Jack Grieve, lecturer in forensic linguistics at Aston University in Birmingham, UK, has created a detailed set of maps of the US showing strong regional patterns of swearing preferences. The maps are based on an 8.9-billion-word corpus of geo-coded tweets collected by Diansheng Guo in 2013–14 and funded by Digging into Data.
The red–blue scale shows relative frequency. The frequency of a word in the tweets from a given county is divided by the total number of words from that county (which correlates strongly with population density). The result is then smoothed using spatial autocorrection analysis, with Getis-Ord z-scores mapped to identify clusters. Alaska and Hawaii are not included.
Polysemy – a word’s multiple meanings – has not been controlled in the graphs, so the hell map includes straight religious uses as well as sweary ones, the p*ssy map includes cat references, and so on. But the graphs are nonetheless highly suggestive of differential swearword (and minced oath) clustering in different parts of the country.

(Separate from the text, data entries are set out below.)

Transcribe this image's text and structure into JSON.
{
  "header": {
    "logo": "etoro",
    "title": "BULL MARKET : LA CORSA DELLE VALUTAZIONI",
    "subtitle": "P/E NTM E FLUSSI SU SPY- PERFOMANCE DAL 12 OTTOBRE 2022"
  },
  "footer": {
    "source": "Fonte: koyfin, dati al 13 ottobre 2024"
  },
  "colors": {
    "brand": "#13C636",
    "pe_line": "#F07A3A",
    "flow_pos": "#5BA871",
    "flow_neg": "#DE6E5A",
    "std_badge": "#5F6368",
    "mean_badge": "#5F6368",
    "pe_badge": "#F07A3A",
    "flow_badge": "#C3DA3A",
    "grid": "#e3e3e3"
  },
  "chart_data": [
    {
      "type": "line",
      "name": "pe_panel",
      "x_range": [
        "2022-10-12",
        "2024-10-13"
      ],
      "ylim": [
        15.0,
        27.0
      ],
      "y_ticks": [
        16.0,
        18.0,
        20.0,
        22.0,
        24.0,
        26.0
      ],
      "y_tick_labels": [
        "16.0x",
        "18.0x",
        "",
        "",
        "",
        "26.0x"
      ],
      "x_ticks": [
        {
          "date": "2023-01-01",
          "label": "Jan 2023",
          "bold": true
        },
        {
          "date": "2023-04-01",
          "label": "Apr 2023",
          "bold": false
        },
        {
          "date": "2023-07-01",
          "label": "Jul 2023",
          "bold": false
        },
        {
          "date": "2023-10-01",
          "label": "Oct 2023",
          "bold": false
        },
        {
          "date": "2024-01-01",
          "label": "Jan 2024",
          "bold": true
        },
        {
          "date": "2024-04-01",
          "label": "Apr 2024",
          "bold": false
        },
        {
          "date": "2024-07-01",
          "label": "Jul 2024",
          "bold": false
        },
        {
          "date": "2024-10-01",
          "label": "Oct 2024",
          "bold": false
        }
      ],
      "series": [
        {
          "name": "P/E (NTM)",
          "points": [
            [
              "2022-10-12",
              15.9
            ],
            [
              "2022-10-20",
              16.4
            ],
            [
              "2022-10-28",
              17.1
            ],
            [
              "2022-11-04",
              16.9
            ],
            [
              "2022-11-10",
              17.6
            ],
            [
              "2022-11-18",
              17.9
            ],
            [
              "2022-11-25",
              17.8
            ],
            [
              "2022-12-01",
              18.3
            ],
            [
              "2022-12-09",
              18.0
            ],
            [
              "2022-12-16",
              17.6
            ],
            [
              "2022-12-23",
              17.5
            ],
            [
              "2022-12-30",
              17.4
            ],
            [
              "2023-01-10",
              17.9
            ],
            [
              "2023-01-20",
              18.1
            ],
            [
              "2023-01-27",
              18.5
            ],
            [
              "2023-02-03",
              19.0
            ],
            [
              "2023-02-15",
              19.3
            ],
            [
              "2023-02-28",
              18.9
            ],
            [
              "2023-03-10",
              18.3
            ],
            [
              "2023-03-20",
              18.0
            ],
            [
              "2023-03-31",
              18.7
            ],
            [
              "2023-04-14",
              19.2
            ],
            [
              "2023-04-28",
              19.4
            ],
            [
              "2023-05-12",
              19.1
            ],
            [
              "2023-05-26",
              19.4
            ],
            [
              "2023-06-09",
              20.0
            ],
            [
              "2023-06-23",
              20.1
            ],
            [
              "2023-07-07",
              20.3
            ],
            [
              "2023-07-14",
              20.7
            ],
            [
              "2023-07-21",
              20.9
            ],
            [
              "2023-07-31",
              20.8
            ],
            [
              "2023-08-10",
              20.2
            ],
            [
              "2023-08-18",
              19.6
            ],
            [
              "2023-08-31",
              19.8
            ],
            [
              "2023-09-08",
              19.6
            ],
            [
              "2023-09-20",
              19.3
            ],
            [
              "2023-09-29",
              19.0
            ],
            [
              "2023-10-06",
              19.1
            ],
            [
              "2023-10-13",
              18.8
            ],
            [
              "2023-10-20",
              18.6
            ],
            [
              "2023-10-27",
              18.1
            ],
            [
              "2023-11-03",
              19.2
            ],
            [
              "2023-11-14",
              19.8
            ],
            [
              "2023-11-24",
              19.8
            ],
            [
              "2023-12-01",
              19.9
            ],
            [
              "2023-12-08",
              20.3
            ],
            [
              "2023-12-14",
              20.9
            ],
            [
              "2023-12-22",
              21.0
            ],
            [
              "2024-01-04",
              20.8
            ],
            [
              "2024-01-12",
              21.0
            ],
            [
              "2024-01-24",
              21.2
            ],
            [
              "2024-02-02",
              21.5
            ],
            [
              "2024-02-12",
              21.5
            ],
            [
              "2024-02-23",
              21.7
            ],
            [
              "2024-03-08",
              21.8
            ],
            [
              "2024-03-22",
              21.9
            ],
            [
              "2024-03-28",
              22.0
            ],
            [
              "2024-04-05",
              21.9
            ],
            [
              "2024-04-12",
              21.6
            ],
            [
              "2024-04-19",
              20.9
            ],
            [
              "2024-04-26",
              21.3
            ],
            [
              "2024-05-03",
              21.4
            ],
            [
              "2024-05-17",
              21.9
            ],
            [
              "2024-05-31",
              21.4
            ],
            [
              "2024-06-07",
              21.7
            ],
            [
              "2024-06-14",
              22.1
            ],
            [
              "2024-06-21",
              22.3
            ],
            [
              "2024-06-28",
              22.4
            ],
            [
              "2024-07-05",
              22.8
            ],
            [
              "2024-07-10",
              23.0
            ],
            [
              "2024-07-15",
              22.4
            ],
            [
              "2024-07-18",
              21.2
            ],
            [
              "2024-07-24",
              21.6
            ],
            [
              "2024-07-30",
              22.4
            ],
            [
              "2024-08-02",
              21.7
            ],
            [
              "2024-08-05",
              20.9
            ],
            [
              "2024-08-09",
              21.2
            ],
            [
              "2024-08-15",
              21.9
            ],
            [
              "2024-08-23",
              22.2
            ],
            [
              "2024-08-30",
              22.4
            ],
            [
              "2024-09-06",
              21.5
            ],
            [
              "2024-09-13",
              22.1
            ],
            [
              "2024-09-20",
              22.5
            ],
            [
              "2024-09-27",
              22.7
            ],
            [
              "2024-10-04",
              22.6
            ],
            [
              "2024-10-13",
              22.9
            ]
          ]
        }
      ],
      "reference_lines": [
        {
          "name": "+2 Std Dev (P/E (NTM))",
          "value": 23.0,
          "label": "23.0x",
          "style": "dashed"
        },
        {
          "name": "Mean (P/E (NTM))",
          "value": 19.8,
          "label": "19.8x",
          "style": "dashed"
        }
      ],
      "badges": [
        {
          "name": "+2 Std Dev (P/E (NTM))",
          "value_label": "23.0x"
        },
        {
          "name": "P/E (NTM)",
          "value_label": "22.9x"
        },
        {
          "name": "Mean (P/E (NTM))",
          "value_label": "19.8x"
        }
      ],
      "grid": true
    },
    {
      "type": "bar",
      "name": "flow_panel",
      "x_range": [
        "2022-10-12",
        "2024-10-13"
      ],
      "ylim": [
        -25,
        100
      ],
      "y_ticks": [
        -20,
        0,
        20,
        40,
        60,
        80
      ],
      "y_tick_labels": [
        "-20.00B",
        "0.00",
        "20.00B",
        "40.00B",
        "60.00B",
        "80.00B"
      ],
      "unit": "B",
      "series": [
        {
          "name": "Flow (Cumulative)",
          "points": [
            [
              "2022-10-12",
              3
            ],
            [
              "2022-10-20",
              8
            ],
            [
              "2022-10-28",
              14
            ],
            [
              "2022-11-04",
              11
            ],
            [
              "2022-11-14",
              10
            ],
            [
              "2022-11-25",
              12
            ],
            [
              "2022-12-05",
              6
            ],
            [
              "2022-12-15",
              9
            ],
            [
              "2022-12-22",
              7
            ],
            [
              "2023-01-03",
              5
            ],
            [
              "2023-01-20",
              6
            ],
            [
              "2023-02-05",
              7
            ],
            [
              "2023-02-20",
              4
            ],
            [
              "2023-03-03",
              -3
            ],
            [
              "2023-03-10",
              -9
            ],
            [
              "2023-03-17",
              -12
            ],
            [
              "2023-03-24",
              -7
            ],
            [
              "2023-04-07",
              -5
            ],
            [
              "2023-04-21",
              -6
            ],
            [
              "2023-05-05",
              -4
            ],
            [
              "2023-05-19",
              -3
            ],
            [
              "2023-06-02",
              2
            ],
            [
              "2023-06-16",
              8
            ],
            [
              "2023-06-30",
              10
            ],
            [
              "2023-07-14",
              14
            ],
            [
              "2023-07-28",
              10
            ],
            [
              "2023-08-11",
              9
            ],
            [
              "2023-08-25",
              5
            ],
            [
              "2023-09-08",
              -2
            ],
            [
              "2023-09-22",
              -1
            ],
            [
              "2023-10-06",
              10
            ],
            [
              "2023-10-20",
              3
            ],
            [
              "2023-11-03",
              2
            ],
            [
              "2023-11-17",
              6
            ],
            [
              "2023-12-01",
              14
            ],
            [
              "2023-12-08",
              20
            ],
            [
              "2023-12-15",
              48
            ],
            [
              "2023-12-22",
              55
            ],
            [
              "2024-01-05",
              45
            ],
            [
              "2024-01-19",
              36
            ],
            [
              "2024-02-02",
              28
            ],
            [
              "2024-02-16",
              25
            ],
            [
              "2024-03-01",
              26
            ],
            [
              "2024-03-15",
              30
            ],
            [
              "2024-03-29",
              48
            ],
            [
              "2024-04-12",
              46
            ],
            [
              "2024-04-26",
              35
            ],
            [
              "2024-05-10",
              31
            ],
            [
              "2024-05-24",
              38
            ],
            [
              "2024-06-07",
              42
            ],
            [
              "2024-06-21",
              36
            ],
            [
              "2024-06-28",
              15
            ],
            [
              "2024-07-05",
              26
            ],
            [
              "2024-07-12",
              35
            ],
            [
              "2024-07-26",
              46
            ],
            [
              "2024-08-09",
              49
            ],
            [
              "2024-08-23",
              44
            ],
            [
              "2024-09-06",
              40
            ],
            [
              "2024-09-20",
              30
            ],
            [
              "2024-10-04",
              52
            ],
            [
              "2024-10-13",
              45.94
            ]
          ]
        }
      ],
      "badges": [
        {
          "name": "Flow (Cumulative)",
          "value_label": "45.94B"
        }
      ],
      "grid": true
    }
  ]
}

Hell, damn and bytch are especially popular in the south and southeast. Douche is relatively common in northern states. b*stard is beloved in Maine and New Hampshire, and those states – together with a band across southern Arizona, New Mexico, and Texas – are the areas of particular motherfukker favour. Crap is more popular inland, fukk along the coasts. fukkboy – a rising star* – is also mainly a coastal thing, so far.
Here’s the full glorious set in alphabetical order (click to enlarge):
Grieve put it, ‘pretty much everyone’s swearing. We just don’t all prefer the same words’. You can see more word-maps on his research blog and various publications elsewhere on his website. He and colleagues have been measuring the 100,000 most common words in American English (as manifested in the tweet corpus), so additional maps will be appearing, and he tells me Diansheng is also collecting UK data.
For more on the method of spatial analysis used to create the maps, see for example Grieve’s ‘A regional analysis of contraction rate in written Standard American English’ (PDF), or ‘A statistical method for the identification and aggregation of regional linguistic variation’ (PDF) (co-written with Dirk Speelman and Dirk Geeraerts), both from 2011.
* Grieve’s presentation ‘Mapping lexical spread in American English’ (PDF) has data on the fastest growing words on Twitter in 2014, among other delights. Four of the top 10 are based on fukk. We’re becoming sweary asf.